Он попытался отхлебнуть из чашки, а потом сказал:
– Отпустить котёнка. – Профессор посмотрел на Максима. – Счёт шёл на секунды, вы понимаете? И отдал я сердце – просто за пару мгновений. Перехватили друг у друга. Но за эти мгновения – столько всего в голове пронеслось… А может, я придумываю всё сейчас и не было ничего? Может, это я уже домысливаю, приукрашиваю? – спросил он сам у себя.
– Было, Анатолий Александрович, я уверен, – сказал до этого молчавший Москалёв. – Просто время, наверное, пришло это вслух проговорить. Мне, например, чертовски интересно было послушать. Ну, и насчёт здоровой мотивирующей злости – в точку, как мне кажется. У самого частенько случаются приступы.
Он улыбнулся, немного разряжая тягостную атмосферу, которую, сам того не желая, соткал из воспоминаний профессор. Порываев поставил чашку на стол, снял очки, протёр их о полу халата, вздохнул, надел обратно и посмотрел на Москалёва.
– Здоровая мотивирующая злость – это хорошо, – согласился он. – Очень хорошо. Надо будет на занятиях со студентами воспользоваться определением при случае, если вы не против.
– Что вы, это ж не какая-то авторская цитата, просто рассуждения. – Москалёв попытался сделать вид, что говорит это абсолютно спокойно, но было видно, что похвала профессора его неплохо так зацепила. Когда Анатолий Александрович отвернулся, чтобы пойти к двери, Михаил опустил взгляд и улыбнулся.

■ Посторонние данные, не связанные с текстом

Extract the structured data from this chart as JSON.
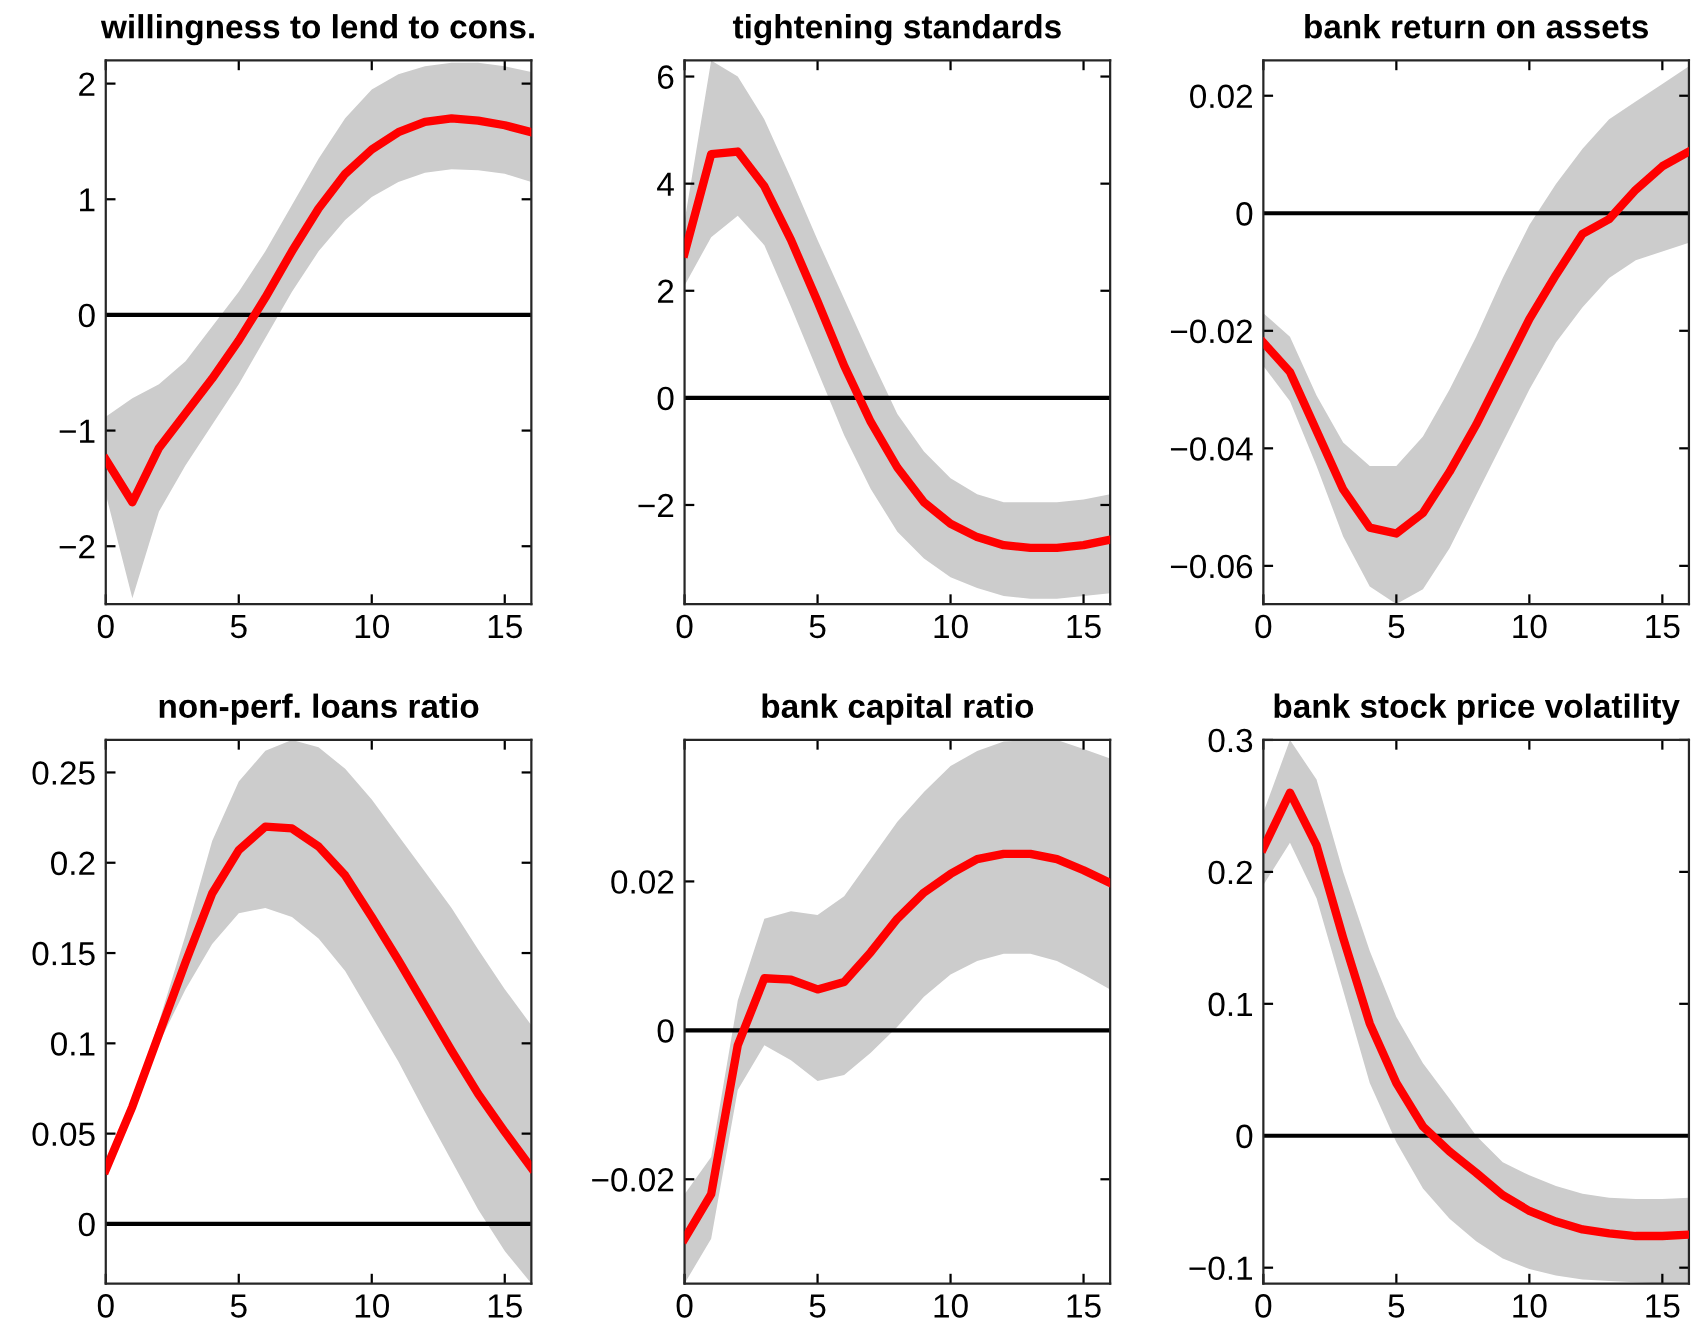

Открыв дверь, профессор обернулся, оглядел всех, что-то шепнул себе под нос, говоря с невидимым собеседником, и вышел в коридор.
– Я здоровую и сильно мотивирующую злость запомнил ещё с колхоза, – задумчиво произнёс Алексей Петрович. – Молодых легко мотивировать, если они какую-то несправедливость ощущают. Вот и нас тогда, помню, с оплатой за колхоз кинули. Обещали заплатить, а потом про стипендию вспомнили, мол, приедете, получите, там всех рассчитают. А мы уже наслышаны были, что предыдущий курс ничего не получил – и чуть ли бунт на корабле у нас не случился.